VEuPathDB / EdaNewIssues

0 stars 0 forks source link

Mbio: handle samples with 0s for non-abundance data #600

Open asizemore opened 1 year ago

asizemore commented 1 year ago

First seen here https://github.com/VEuPathDB/microbiomeComputations/issues/31

Some samples have 0s for all vars in a collection. When the collection is abundance, we just remove the sample because that's the main reason why that sample exists! When the collection is pathway or CORRAL output, we don't want to remove the sample. Still, we need some way to handle these samples because that row of 0s should not be included in the computations. Either it could skew results or, in some cases, it will cause the whole computation to fail.

Some ideas so far:

  1. Have the compute kick out samples that have all 0s. Then return a message that says how many samples got kicked out. The frontend will display this nicely somewhere
  2. Have the workflow use hidden vars to indicate which samples it expects to have data, and then the client will secretly filter on this hidden var. Would still give the user messaging about this.

Open questions:

  1. Do we expect user datasets to ever include rows of all 0s?
  2. Should we kick these samples out of all vizs as well?
  3. Where does the frontend messaging go? Mockup time!
d-callan commented 1 year ago

option 2 has the benefit of working places other than the computes. we could update totals counts in the subsetting tab, exclude these samples from the non-compute vizs etc.

as for UDs, i think there should be some validation against this when uploading/ installing. that would be a separate issue.

asizemore commented 1 year ago

That'd be great!
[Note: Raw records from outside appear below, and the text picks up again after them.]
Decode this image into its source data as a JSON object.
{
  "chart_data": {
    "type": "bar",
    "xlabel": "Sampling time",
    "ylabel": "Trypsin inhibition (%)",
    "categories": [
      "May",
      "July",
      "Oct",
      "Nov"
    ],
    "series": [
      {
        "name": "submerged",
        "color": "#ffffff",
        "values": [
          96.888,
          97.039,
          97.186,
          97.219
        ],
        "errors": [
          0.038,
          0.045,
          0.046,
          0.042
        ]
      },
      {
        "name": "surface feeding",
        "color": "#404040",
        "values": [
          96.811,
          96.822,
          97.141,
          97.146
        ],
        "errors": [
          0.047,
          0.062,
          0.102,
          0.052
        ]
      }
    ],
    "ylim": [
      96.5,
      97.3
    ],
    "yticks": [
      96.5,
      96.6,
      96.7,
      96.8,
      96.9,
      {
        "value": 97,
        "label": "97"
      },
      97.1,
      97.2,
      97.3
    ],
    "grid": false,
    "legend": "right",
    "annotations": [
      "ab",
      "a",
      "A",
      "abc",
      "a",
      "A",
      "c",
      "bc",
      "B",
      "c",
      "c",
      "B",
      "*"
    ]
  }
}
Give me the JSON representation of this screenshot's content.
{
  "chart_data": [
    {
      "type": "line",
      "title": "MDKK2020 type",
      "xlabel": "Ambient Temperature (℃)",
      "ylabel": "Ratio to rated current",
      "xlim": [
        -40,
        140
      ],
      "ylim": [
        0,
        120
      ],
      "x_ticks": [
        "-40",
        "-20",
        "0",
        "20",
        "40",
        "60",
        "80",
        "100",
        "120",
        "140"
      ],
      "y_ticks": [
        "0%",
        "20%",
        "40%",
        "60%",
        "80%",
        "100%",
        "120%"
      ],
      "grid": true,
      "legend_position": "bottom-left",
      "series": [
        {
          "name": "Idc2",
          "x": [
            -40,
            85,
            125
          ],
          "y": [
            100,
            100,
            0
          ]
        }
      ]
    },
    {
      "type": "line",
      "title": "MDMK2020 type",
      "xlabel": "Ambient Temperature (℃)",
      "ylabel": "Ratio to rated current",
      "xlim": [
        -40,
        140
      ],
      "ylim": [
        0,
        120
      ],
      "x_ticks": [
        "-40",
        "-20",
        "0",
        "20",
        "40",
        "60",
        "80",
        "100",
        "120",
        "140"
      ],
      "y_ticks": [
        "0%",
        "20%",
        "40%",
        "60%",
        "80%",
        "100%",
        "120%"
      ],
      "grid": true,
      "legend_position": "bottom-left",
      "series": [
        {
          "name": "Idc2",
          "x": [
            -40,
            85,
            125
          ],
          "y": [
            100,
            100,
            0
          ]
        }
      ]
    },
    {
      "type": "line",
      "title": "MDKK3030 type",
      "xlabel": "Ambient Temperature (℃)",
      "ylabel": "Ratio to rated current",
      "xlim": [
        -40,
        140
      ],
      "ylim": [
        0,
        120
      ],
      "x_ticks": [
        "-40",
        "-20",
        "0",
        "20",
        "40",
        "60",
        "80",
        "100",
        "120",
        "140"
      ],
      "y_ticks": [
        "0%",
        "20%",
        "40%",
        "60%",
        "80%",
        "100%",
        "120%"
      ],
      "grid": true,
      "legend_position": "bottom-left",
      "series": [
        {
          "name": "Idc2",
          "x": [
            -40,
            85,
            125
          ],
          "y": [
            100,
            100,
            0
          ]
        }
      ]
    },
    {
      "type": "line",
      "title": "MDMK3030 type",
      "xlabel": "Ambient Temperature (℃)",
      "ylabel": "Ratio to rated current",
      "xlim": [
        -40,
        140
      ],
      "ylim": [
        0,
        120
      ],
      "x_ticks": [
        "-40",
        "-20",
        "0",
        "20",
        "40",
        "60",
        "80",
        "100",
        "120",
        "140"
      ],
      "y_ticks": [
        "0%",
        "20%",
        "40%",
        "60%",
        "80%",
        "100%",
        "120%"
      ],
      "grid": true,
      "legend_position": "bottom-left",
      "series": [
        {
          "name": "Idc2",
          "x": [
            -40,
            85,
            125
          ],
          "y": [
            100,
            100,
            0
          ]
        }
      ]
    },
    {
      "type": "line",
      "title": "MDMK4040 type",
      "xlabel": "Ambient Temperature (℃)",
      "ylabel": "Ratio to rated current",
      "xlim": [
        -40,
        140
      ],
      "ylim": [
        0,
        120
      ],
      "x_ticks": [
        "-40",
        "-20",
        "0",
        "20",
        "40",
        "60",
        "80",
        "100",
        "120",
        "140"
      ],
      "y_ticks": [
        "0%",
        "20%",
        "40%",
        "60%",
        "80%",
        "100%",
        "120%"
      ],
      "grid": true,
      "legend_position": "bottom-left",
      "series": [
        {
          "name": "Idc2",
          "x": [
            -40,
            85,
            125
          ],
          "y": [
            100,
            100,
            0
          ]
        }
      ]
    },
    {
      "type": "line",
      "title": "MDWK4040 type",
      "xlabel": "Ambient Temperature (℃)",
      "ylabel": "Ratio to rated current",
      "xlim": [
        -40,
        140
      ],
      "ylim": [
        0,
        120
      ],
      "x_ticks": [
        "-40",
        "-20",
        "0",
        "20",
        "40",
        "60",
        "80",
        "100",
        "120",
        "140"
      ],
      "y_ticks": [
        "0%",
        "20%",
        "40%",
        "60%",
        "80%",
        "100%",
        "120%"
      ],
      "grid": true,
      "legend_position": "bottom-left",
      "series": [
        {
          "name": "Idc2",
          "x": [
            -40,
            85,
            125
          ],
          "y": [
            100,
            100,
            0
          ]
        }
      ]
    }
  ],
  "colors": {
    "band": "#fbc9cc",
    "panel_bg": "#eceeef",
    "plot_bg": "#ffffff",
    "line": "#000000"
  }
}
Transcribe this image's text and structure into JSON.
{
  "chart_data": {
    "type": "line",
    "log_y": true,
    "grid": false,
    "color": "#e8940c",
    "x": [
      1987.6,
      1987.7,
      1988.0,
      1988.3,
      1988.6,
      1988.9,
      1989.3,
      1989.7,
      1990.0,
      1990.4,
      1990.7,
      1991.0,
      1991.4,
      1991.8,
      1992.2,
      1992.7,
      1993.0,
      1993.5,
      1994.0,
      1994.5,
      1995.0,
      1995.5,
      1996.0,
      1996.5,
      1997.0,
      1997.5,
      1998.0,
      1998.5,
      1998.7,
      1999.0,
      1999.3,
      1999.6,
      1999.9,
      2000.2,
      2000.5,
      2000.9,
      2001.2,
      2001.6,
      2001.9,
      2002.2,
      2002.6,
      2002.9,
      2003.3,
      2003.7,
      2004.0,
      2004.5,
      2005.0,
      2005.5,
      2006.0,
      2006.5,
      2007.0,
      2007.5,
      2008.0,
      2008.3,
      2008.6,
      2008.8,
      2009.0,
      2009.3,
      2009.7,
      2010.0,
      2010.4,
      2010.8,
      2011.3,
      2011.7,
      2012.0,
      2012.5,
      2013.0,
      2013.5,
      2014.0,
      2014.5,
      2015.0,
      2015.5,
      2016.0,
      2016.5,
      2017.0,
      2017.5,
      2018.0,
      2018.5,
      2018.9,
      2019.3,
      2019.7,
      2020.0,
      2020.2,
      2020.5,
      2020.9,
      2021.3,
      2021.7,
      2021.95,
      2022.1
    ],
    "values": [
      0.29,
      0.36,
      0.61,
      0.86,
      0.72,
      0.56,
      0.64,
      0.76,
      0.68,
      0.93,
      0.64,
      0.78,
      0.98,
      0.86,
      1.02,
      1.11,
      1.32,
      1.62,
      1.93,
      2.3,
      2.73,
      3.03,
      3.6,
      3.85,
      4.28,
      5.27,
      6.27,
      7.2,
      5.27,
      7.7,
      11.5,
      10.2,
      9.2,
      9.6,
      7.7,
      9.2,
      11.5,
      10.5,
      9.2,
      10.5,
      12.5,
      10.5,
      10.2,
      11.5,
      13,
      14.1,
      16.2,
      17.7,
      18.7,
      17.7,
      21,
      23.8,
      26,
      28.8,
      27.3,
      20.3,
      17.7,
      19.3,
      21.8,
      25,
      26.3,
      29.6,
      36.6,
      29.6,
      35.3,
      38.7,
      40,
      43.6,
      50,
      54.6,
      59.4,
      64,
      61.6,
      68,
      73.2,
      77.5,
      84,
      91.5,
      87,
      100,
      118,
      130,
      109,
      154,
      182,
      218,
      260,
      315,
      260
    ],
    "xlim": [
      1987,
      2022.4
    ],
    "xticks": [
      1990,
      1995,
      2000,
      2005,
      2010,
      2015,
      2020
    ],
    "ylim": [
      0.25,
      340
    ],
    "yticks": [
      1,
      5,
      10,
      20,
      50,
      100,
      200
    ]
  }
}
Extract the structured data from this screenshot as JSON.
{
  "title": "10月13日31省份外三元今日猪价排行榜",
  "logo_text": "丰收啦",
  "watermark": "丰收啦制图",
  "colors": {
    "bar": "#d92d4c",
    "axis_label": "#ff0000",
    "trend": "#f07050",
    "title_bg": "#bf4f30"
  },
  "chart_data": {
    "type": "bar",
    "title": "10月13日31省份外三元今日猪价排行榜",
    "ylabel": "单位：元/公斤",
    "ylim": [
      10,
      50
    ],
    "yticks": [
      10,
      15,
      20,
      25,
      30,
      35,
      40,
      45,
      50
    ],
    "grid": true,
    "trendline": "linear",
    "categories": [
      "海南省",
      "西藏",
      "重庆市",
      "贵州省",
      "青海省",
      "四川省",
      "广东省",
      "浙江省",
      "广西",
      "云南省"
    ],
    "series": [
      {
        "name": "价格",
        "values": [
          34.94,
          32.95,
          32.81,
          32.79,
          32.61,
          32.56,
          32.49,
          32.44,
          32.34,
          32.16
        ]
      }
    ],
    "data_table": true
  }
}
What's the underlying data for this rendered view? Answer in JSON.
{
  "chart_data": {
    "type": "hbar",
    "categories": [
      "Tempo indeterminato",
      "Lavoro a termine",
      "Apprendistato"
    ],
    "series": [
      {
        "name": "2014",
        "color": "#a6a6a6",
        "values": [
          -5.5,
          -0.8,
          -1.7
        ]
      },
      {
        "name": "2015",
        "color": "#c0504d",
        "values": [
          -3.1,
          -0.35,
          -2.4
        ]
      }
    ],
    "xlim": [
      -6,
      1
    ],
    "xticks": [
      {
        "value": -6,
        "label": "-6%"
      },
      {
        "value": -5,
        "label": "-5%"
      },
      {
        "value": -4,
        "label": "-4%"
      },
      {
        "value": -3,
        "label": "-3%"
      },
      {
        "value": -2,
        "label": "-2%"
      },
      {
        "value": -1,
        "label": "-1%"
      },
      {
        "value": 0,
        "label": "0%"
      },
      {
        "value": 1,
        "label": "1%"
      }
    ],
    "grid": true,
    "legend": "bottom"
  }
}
Who would you suggest we talk to in order to get this fleshed out? JB, jay maybe?

d-callan commented 1 year ago

Let's confirm in an mbio meeting, and talk to @jbrestel

d-callan commented 8 months ago

https://github.com/VEuPathDB/microbiomeComputations/issues/65 is a case of this. i think id like to do option 1 from above to handle that ticket, see if we get lucky and have it resolve any other open issues about failed computes, and leave this ticket open in case we later decide wed like to do option 2 as well.